The Ministry of Defence (MoD) has defended its use of more than 100 pigs in explosive tests in Wiltshire.

Some 119 pigs were used in the research at the Government's military research laboratory Porton Down, near Salisbury, between 2006 and 2009.

The tests "saved many lives" in Iraq and Afghanistan due to improvements in post-traumatic techniques, junior defence minister Quentin Davies said.

He said 25 pigs were used in 2006, 19 in 2007, 40 in 2008, and 35 in 2009.

'Body trauma'

In a written reply to Stroud Labour MP David Drew, Mr Davies said the research had followed up on problems with "prolonged pre-hospital resuscitation following blast injury".

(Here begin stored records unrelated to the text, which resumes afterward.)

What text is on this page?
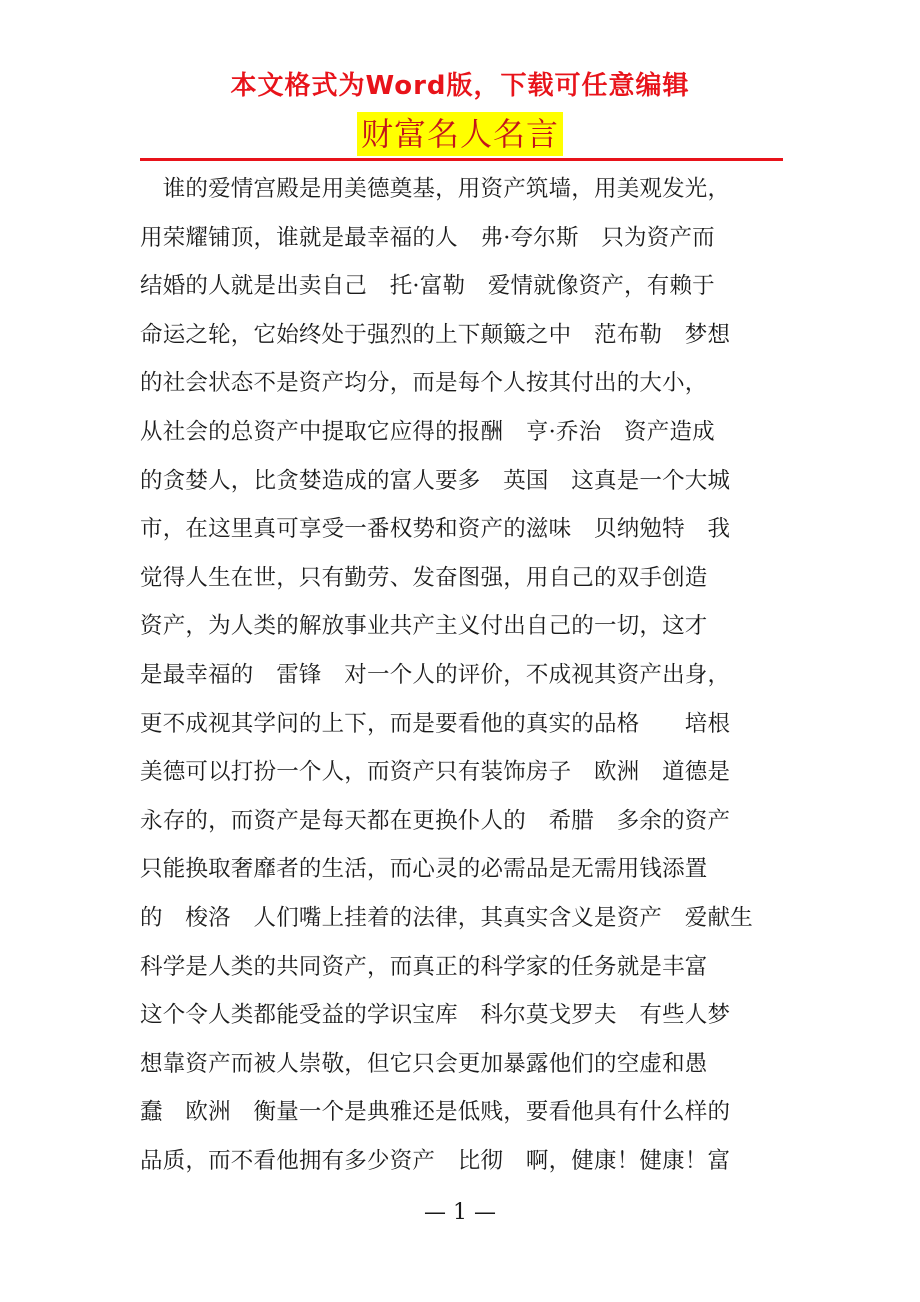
本文格式为Word版，下载可任意编辑
财富名人名言
　谁的爱情宫殿是用美德奠基，用资产筑墙，用美观发光，
用荣耀铺顶，谁就是最幸福的人　弗·夸尔斯　只为资产而
结婚的人就是出卖自己　托·富勒　爱情就像资产，有赖于
命运之轮，它始终处于强烈的上下颠簸之中　范布勒　梦想
的社会状态不是资产均分，而是每个人按其付出的大小，
从社会的总资产中提取它应得的报酬　亨·乔治　资产造成
的贪婪人，比贪婪造成的富人要多　英国　这真是一个大城
市，在这里真可享受一番权势和资产的滋味　贝纳勉特　我
觉得人生在世，只有勤劳、发奋图强，用自己的双手创造
资产，为人类的解放事业共产主义付出自己的一切，这才
是最幸福的　雷锋　对一个人的评价，不成视其资产出身，
更不成视其学问的上下，而是要看他的真实的品格　　培根
美德可以打扮一个人，而资产只有装饰房子　欧洲　道德是
永存的，而资产是每天都在更换仆人的　希腊　多余的资产
只能换取奢靡者的生活，而心灵的必需品是无需用钱添置
的　梭洛　人们嘴上挂着的法律，其真实含义是资产　爱献生
科学是人类的共同资产，而真正的科学家的任务就是丰富
这个令人类都能受益的学识宝库　科尔莫戈罗夫　有些人梦
想靠资产而被人崇敬，但它只会更加暴露他们的空虚和愚
蠢　欧洲　衡量一个是典雅还是低贱，要看他具有什么样的
品质，而不看他拥有多少资产　比彻　啊，健康！健康！富
— 1 —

He added: "This research has led to significant advances in post-traumatic techniques, such as reducing blood loss from major trauma, and has saved many lives in the theatres of Iraq and Afghanistan.

"The advances made due to this research can be utilised both in theatre and civilian scenarios particularly if there are mass casualties and evacuation to hospital is delayed."

A spokesman for the RSPCA said: "For many, such a use of animals represents a distressing example of the price animals can end up paying as a result of humans inhumanity towards other humans."

He said it was the society's understanding that the pigs are anaesthetised throughout the procedure and never regain consciousness.

"The MoD is required to conduct its research under the same regulations as any other institution in the UK using animals in scientific research and testing," he said.